Война осыпалась угольным, переливающимся пеплом ярких, но черных воспоминаний. Вынужденное путешествие в мир вывернуло его наизнанку, сделав более понятным, но менее желанным.
За три дня спокойствия его личный список армейских мертвых друзей решил, что пора достучаться до совести через сны, жаль только, что нельзя объяснить самому себе, как с этим жить. Подсознание не понимает таких материй. Гриша переводит взгляд на часы. Половина третьего. Неплохо, неплохо. Поднимается нехотя. В квартире подозрительно тихо, значит, Толик куда-то свалил. Гриша все оттягивает момент их разговора о случившемся, а Лебедев не особенно горит желанием.

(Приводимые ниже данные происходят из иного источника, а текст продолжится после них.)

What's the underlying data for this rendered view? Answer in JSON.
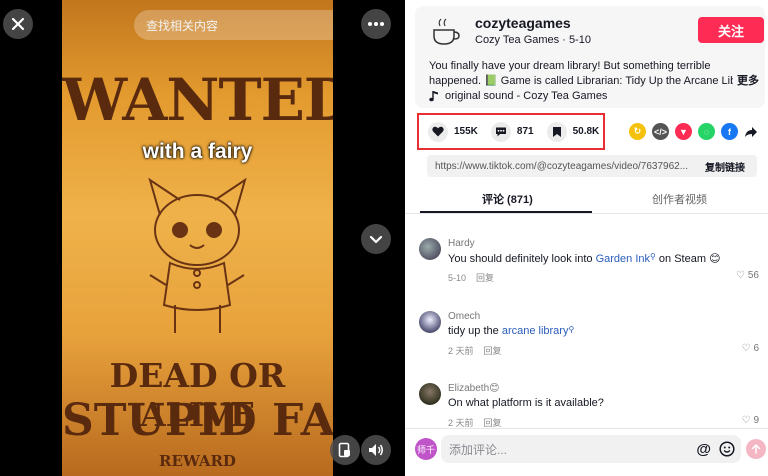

Удивительно. На кухне привычная мусорка: горы грязной посуды, запах подгнивших овощей из ведра, разбитые рюмки. Чего он тут делал, с водкой подрался? В холодильнике повесилась мышь. Ладно, с этой задачей справиться по силам. Всем своим существом выражая недовольство, Гриша одевается и выходит в декабрьский холод. В кармане находятся сигареты, значит, все не так уж плохо, как Цой пел. Он быстрым шагом добирается до ближайшего магазина, щурясь от яркого света. Нормально же все было, мерзкое серое небо с мокрой продрисью, нет, мороз и солнце, как у Пушкина. На двери висит объявление: «Требуются продавцы без опыта в советской торговле». Все чудесатее и чудесатее. Не то чтобы Гриша имел опыт в советской торговле, но опыт общения с этими профессиональными шулерами от мира мясного недовеса преследовал каждого жителя бывшего СССР. Там случайных людей не было, порядочные надолго не задерживались. Вместо привычной сорокалетней дородной Галины Падловны за прилавком сидит девочка лет двадцати, по виду ровесница. Улыбается приветливо, Гриша сначала глаза хочет промыть желтым снегом, не кажется ли? Нет, не кажется.
– С наступающим! Что для вас?
Твою мать, сегодня что, тридцать первое? Взгляд скользит с конфет на пельмени и обратно. Деньги нужно беречь, шут его знает, сколько работу искать придется.
– Конфеты. И пельмени. – Закусывает губу, щурясь. – А это что?
– Спрайт. Вы что, из леса? – сочувственно смотрит. Гриша кивает. Ну, в принципе…
– Из армии. Это вкусно?
Девчонка хлопает в ладоши и тычет пальцем в разные товары, начиная рассказывать о том, как это вкусно. Телевизор за ее спиной мигает, показывая криминальную хронику.
– Задержанные бандиты группировки «Уралмаш»…
– А жвачку я вам просто так дам. Грех не порадовать красивого солдата, – тепло улыбается. Гриша моргает. Деньги, точно. Это как будто другая вселенная. Может, и хорошо, что Cоюза больше нет…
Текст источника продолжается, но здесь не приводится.